Eat the congregation, together,
smite them afraid, blast vessels.
O ye dead life, mercy, semblance
of a kind, a measure of shadow.
But, they had no prophet, neighbors
and friends, children of fate, troubled
the Others, remember them not, no-name,
wilderness sacrifices, sore consumed.
Desolation came and passed, Death,
bare the enemy, dead, desolate,
good and great together into the land,
begat headstones, seeds unto the earth.
Father of water, turn thyself,
out to sea, high between, separate,
sing of the living, purify mouths
and soul, fetch their inheritance.
Surge, rain on the wise borderlands,
pull the stopper, flush the tidal womb,
from the unleavened, and the unclean,
reborn, another offering to be devoured.
Another A.I. assist using a recently trained neural network using the King James version (KJV) as the corpus. Since this is the first neural network I tried myself, I learned many valuable lessons. It took 2.5 days the first go around, and the result was unusable because of all the newline characters in the original text. I didn’t realize that the text would have to be pre-processed or what it would entail. I plan on writing a post about the process of making Project Gutenberg texts usable as writing with the machine co-authors.
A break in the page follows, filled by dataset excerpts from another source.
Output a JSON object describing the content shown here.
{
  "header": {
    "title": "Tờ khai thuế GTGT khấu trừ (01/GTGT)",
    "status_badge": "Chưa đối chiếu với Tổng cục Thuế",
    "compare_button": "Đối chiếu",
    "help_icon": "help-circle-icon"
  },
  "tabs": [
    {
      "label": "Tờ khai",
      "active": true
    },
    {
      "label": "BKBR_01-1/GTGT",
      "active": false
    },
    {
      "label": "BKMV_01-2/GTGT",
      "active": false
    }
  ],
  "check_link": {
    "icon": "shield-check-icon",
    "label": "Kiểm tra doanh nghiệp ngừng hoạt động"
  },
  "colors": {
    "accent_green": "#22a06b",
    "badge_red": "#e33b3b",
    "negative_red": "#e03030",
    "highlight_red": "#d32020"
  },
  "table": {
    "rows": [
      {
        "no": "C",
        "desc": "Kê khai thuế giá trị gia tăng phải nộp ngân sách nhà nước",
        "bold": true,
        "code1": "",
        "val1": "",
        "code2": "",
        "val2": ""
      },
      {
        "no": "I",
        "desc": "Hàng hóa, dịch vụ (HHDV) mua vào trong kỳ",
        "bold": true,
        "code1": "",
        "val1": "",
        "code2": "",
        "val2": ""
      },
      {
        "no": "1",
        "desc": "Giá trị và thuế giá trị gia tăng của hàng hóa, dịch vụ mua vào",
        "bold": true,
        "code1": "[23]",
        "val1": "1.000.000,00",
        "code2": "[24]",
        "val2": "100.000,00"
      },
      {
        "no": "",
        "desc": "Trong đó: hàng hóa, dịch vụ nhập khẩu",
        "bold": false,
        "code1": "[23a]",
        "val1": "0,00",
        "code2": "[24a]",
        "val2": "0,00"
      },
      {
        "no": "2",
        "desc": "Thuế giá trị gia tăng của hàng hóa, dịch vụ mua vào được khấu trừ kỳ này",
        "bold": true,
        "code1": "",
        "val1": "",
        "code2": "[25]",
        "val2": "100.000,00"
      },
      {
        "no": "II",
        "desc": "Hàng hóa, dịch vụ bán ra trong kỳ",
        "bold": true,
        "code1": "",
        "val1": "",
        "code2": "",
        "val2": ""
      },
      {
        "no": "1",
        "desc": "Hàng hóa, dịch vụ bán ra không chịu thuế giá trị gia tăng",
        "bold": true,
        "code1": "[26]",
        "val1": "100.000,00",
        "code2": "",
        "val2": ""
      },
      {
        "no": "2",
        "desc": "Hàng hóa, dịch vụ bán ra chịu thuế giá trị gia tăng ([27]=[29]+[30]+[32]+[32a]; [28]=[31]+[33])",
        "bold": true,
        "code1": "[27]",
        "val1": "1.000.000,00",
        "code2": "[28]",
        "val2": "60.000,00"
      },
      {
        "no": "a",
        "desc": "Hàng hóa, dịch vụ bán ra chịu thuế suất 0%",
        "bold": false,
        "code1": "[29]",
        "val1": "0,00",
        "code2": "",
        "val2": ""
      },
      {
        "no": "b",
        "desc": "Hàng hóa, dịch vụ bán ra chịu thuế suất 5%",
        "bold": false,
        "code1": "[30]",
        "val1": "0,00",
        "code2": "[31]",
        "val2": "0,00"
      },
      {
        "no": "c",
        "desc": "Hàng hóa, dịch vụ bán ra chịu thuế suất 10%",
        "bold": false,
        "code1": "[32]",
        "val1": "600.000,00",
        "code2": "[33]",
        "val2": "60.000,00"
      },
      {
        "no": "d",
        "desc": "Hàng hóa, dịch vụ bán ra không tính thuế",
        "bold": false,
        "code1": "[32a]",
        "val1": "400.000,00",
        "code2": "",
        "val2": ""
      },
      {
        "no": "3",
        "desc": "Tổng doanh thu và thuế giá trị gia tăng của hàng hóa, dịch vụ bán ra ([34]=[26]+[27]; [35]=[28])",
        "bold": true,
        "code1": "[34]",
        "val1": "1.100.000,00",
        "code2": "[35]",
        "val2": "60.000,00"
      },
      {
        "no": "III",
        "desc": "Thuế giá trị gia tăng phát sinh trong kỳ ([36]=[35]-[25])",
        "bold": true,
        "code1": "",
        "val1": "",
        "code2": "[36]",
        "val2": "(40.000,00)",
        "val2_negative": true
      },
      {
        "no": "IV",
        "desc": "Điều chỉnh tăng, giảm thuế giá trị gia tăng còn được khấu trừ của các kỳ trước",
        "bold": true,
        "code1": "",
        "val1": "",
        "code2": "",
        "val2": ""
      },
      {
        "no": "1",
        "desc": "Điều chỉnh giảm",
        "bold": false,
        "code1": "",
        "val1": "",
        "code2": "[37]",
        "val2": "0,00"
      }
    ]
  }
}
Also, there is a point to be made about the inherent class obstacles in learning and using neural networks. The differences from having a dedicated machine running the right hardware is the difference between waiting days to train a new model or a few hours. On the other end, speed also limits how big of a data set you are willing to start with. The KJV is about 5MB, and it took 2 days. Robin Sloan’s pre-trained text is around 123MB. Spending 24+ days to train a model is a serious barrier to entry.